There are so many good points about the royal and ancient game of golf that its comparative obscurity, rather than its increasing popularity, is matter for wonder. It is apparently yet unknown to the Medical Faculty. The golfer docs not find it in the list of exercises recommended by doctors to persons engaged in warfare with the results of sedentary habits. He is moved to pity British subjects compelled to stir their livers by walking, horse-riding, or cycling. He knows how monotonous it is following one's nose, or floggrng a horse and following it, compared with flogging and following a ball. For the wearied and bent cyclist, who prides himself on making his journey in as short a time as possible, he has a pitying word. Men who assume that the sooner the journey is over the greater the pleasure, evidently do not love their pursuit for its own sake.

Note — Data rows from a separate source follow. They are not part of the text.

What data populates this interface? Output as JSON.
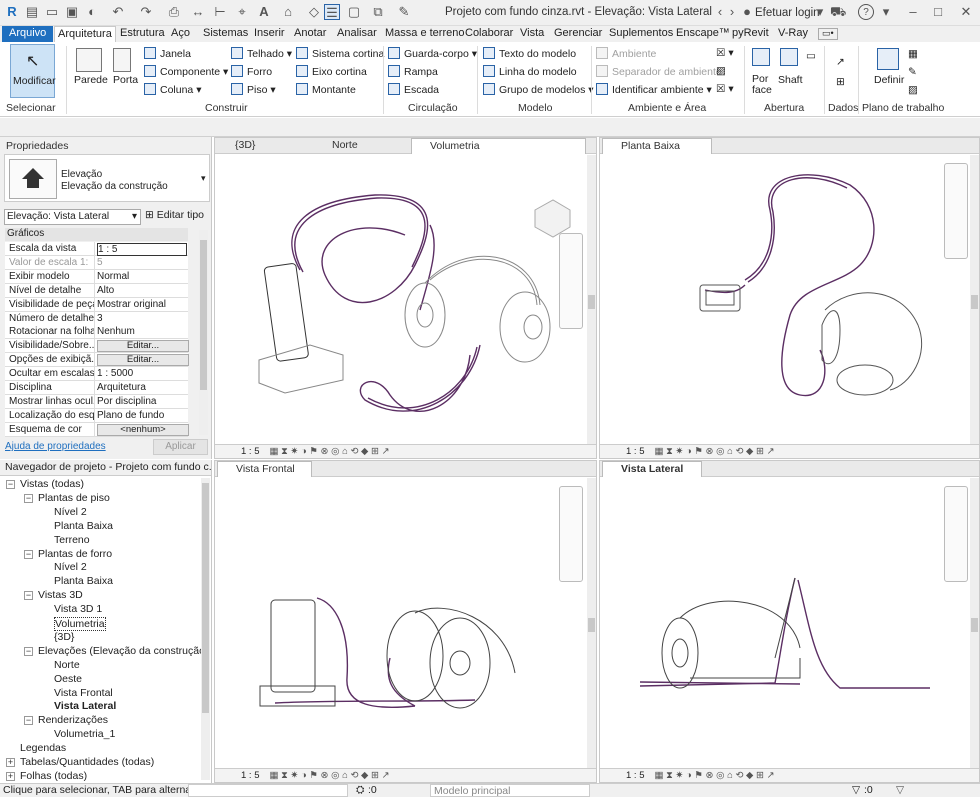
{
  "window": {
    "title": "Projeto com fundo cinza.rvt - Elevação: Vista Lateral",
    "login": "Efetuar login"
  },
  "ribbon_tabs": [
    "Arquivo",
    "Arquitetura",
    "Estrutura",
    "Aço",
    "Sistemas",
    "Inserir",
    "Anotar",
    "Analisar",
    "Massa e terreno",
    "Colaborar",
    "Vista",
    "Gerenciar",
    "Suplementos",
    "Enscape™",
    "pyRevit",
    "V-Ray"
  ],
  "ribbon": {
    "modify": "Modificar",
    "select": "Selecionar",
    "wall": "Parede",
    "door": "Porta",
    "window": "Janela",
    "component": "Componente",
    "column": "Coluna",
    "roof": "Telhado",
    "ceiling": "Forro",
    "floor": "Piso",
    "curtain_system": "Sistema cortina",
    "curtain_grid": "Eixo  cortina",
    "mullion": "Montante",
    "railing": "Guarda-corpo",
    "ramp": "Rampa",
    "stair": "Escada",
    "model_text": "Texto do  modelo",
    "model_line": "Linha do  modelo",
    "model_group": "Grupo de modelos",
    "room": "Ambiente",
    "room_separator": "Separador  de ambiente",
    "tag_room": "Identificar  ambiente",
    "by_face": "Por face",
    "shaft": "Shaft",
    "set": "Definir",
    "panels": {
      "construct": "Construir",
      "circulation": "Circulação",
      "model": "Modelo",
      "room_area": "Ambiente e Área",
      "opening": "Abertura",
      "datum": "Dados",
      "workplane": "Plano de trabalho"
    }
  },
  "properties": {
    "header": "Propriedades",
    "type_name": "Elevação",
    "type_sub": "Elevação da construção",
    "instance": "Elevação: Vista Lateral",
    "edit_type": "Editar tipo",
    "group": "Gráficos",
    "rows": [
      {
        "k": "Escala da vista",
        "v": "1 : 5"
      },
      {
        "k": "Valor de escala   1:",
        "v": "5"
      },
      {
        "k": "Exibir modelo",
        "v": "Normal"
      },
      {
        "k": "Nível de detalhe",
        "v": "Alto"
      },
      {
        "k": "Visibilidade de peças",
        "v": "Mostrar original"
      },
      {
        "k": "Número de detalhe",
        "v": "3"
      },
      {
        "k": "Rotacionar na folha",
        "v": "Nenhum"
      },
      {
        "k": "Visibilidade/Sobre...",
        "v": "Editar..."
      },
      {
        "k": "Opções de exibiçã...",
        "v": "Editar..."
      },
      {
        "k": "Ocultar em escalas...",
        "v": "1 : 5000"
      },
      {
        "k": "Disciplina",
        "v": "Arquitetura"
      },
      {
        "k": "Mostrar linhas ocul...",
        "v": "Por disciplina"
      },
      {
        "k": "Localização do esq...",
        "v": "Plano de fundo"
      },
      {
        "k": "Esquema de cor",
        "v": "<nenhum>"
      }
    ],
    "help": "Ajuda de propriedades",
    "apply": "Aplicar"
  },
  "navigator": {
    "header": "Navegador de projeto - Projeto com fundo c...",
    "items": [
      {
        "t": "Vistas (todas)",
        "lvl": 0
      },
      {
        "t": "Plantas de piso",
        "lvl": 1
      },
      {
        "t": "Nível 2",
        "lvl": 2
      },
      {
        "t": "Planta Baixa",
        "lvl": 2
      },
      {
        "t": "Terreno",
        "lvl": 2
      },
      {
        "t": "Plantas de forro",
        "lvl": 1
      },
      {
        "t": "Nível 2",
        "lvl": 2
      },
      {
        "t": "Planta Baixa",
        "lvl": 2
      },
      {
        "t": "Vistas 3D",
        "lvl": 1
      },
      {
        "t": "Vista 3D 1",
        "lvl": 2
      },
      {
        "t": "Volumetria",
        "lvl": 2
      },
      {
        "t": "{3D}",
        "lvl": 2
      },
      {
        "t": "Elevações (Elevação da construção)",
        "lvl": 1
      },
      {
        "t": "Norte",
        "lvl": 2
      },
      {
        "t": "Oeste",
        "lvl": 2
      },
      {
        "t": "Vista Frontal",
        "lvl": 2
      },
      {
        "t": "Vista Lateral",
        "lvl": 2
      },
      {
        "t": "Renderizações",
        "lvl": 1
      },
      {
        "t": "Volumetria_1",
        "lvl": 2
      },
      {
        "t": "Legendas",
        "lvl": 0
      },
      {
        "t": "Tabelas/Quantidades (todas)",
        "lvl": 0
      },
      {
        "t": "Folhas (todas)",
        "lvl": 0
      }
    ]
  },
  "views": {
    "tl_tabs": [
      "{3D}",
      "Norte",
      "Volumetria"
    ],
    "tr_tab": "Planta Baixa",
    "bl_tab": "Vista Frontal",
    "br_tab": "Vista Lateral",
    "scale": "1 : 5"
  },
  "status": {
    "hint": "Clique para selecionar, TAB para alternat",
    "workset": ":0",
    "model": "Modelo principal",
    "count": ":0"
  },
  "colors": {
    "accent": "#1f6fbf",
    "cable": "#5b2e63",
    "select_bg": "#cde3f6"
  }
}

With any other sport or pastime golf compares favourably.
With cricket? The golfer has nothing to say against that game, if you are a good player. But it is a pastime for the few. The rest have to hang about the pavilion, and see the runs made. With the golfer it is different. He does not require to be even a second-class player, in order to get into matches. Again, the skilful cricketer has to retire when he gets up in years. He might exclaim with Wolsey: 'Had I served my golf as I have served my cricket, she would not thus have deserted me in my old age.' How different it is with golf! It is a game for the many. It suits all sorts and conditions of men. The strong and the weak, the halt and the maimed, the octogenarian and the boy, the rich and the poor, the clergyman and the infidel, may play every clay, except Sunday. The late riser can play comfortably, and be back for his rubber in the afternoon; the sanguine man can measure himself against those who will beat him; the half-crown seeker can find victims, the gambler can bet, the man of high principle, by playing for nothing, may enjoy himself, and yet feel good. You can brag, and lose matches; depreciate yourself, and win them. Unlike the other Scotch game of whisky-drinking, excess in it is not injurious to the health.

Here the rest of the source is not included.